Ningún hombre trata un auto tan neciamente como trate a otro ser humano. Cuando el auto no marcha, no atribuye al pecado su conducta molesta; no dice: «Eres un auto malvado, y no te daré nafta hasta que marches». Trata de averiguar qué es lo que ocurre para solucionarlo. Un trato análogo a los seres humanos es, sin embargo, considerado contrario a las verdades de nuestra santa religión. Y esto se aplica incluso al trato de los niños. Muchos niños tienen malas costumbres que se perpetúan mediante el castigo, pero que pasarían probablemente si no se les concediera atención. Sin embargo, las ayas, con muy raras excepciones, consideran justo castigar, aunque con ello corren el riesgo de producir locura. Cuando se ha producido la locura, se ha citado en los tribunales como una prueba de lo dañino de la costumbre, no del castigo. (Aludo a un reciente proceso por obscenidad en el Estado de Nueva York.)

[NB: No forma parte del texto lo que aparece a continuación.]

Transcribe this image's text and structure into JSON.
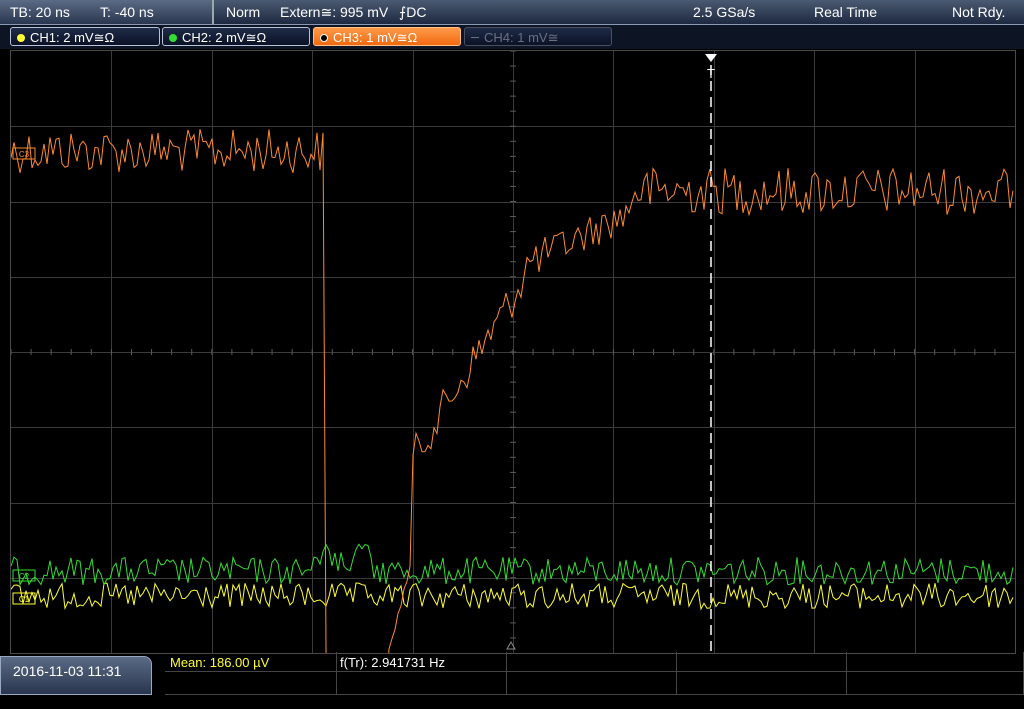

Las reformas de la educación se han producido en gran parte mediante el estudio de los locos y débiles mentales, porque no se les ha considerado moralmente responsables de sus fracasos y por lo tanto se les ha tratado más científicamente que a los niños normales. Hasta hace muy poco se sostenía que, si un niño no aprendía las lecciones, la cura adecuada era la paliza o el encierro. Este criterio casi no se aplica ya en los niños, pero sobrevive en la ley penal. Es evidente que el hombre propenso al crimen tiene que ser detenido, pero lo mismo sucede con el hombre hidrófobo que quiere morder a la gente, aunque nadie le considera moralmente responsable. Un hombre que tiene una enfermedad infecciosa tiene que ser aislado hasta que se cure, aunque nadie le considera malvado. Lo mismo debe hacerse con el hombre que tiene la propensión de cometer falsificaciones; pero no debe haber más idea de la culpa en un caso que en otro. Y esto es sólo sentido común, aunque es una forma de sentido común a la cual se oponen la ética y la metafísica cristianas.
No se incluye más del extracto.